Parental responsibility also applies in same-sex couples. However, it is a more complicated situation which depends on how the child was conceived and in what circumstances.

Parental responsibility can also be acquired by people other than the child’s parents including:

  • Step-parents (for further details see “Step Parents – Family Member or Legal Stranger” blog by Camilla Fusco on 13 September 2013)
  • Guardians• Those appointed as special guardians
  • Local authorities
  • Those in whose favour a residence order is made
  • Those granted an emergency protection order

Can parental responsibility be terminated?

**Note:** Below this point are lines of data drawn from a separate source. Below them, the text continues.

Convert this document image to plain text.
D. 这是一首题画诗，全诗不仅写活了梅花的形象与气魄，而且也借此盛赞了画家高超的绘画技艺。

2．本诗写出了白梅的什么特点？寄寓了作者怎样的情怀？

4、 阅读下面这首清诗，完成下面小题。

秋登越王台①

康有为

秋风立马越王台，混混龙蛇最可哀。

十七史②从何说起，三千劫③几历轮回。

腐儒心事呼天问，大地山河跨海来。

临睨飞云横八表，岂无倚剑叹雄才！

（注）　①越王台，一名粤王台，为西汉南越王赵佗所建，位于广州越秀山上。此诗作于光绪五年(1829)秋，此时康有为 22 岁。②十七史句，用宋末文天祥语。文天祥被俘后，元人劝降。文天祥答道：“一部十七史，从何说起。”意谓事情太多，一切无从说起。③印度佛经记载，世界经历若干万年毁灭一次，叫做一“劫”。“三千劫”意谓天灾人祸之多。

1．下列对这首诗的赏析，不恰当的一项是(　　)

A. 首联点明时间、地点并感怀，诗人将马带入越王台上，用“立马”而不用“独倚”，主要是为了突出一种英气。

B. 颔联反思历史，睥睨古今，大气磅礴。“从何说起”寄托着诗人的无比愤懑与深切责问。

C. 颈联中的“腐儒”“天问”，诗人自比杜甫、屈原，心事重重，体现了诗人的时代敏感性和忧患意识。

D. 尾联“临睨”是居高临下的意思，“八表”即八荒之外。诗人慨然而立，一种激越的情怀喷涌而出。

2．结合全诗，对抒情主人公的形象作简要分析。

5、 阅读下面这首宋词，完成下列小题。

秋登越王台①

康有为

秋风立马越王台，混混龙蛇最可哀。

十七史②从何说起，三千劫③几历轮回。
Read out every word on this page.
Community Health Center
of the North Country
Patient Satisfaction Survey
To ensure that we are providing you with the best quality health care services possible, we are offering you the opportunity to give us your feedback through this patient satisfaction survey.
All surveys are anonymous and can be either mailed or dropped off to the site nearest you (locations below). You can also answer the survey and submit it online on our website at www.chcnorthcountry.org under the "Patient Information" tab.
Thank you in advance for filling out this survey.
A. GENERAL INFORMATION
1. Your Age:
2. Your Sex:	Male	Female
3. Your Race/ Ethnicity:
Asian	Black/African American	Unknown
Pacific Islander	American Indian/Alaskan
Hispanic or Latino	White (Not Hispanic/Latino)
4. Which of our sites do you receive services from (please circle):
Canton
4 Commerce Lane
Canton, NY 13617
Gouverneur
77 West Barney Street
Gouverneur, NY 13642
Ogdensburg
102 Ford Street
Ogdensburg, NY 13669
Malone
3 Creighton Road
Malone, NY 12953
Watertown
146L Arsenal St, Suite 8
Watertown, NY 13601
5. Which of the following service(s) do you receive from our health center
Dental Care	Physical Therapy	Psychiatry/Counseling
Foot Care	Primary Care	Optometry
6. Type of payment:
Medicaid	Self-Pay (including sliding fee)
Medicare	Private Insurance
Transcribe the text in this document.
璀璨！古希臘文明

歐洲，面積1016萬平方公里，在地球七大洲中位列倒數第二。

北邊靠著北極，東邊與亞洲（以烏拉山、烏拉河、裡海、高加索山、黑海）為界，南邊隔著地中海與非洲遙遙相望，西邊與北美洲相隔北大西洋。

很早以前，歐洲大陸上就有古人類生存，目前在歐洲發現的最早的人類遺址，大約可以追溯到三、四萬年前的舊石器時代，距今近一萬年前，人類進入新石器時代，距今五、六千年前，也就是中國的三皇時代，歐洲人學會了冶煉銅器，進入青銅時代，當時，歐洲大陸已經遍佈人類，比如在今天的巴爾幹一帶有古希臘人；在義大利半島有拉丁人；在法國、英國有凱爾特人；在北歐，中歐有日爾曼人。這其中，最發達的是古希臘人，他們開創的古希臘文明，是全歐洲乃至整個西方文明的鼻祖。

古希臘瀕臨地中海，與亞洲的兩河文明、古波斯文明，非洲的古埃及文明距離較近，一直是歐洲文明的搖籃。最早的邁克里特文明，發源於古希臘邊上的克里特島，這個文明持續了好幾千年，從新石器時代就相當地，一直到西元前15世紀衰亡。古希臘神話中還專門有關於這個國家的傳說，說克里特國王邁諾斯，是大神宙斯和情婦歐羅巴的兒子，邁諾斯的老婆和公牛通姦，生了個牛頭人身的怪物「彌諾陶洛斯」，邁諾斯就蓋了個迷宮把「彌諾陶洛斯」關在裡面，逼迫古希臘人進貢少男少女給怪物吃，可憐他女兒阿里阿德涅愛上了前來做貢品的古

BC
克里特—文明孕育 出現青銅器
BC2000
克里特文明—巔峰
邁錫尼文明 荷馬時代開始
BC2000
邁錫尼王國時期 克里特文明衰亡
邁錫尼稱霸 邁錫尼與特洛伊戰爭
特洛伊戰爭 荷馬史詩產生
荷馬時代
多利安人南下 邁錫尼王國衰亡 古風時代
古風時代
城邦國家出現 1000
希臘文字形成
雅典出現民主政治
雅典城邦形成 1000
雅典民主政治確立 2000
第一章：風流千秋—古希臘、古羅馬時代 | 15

In short the answer is “yes” – it is possible to apply to the court for an order to terminate parental responsibility. However, there have only been a very small number of cases dealing with this issue since the Children Act 1989 was passed involving:

  • Termination of a parental responsibility agreement concerning an unmarried father who was sentenced to a term of imprisonment for being found guilty of inflicting grievous bodily harm to the child – Re P (Terminating parental responsibility) [1995] 3 FCR 753).
  • Termination of an unmarried father’s parental responsibility acquired by registration on the child’s birth certificate in a case where the father pleaded guilty to various offences of sexual assault on the child’s siblings, for which he was sent to prison – CW v SG [2013] All ER (D) 117 (Apr).
  • Revocation of a father’s parental responsibility in circumstances where he was convicted and imprisoned for a serious case of domestic violence. He had stabbed, punched and kicked the mother of two half-siblings (some of which was witnessed by children). He had also burgled the family home after the mother and children had fled to safety and set fire to the police car sat outside the property for their protection. The mother successfully obtained a residence order in respect of the 4 year old child, permission to change the child’s forenames and family name, and an order revoking the father’s parental responsibility. The high threshold to terminate parental responsibility was met in this case and the orders were necessary to protect the mother and children from the father who posed a serious risk, especially after his release from prison – A v D [2013] EWHC 2963 (Fam).

As these cases show, the child’s welfare will be the court’s paramount consideration when dealing with the issue of termination of parental responsibility and it would seem termination will only be ordered when it is necessary to protect the child and family from serious emotional and physical harm.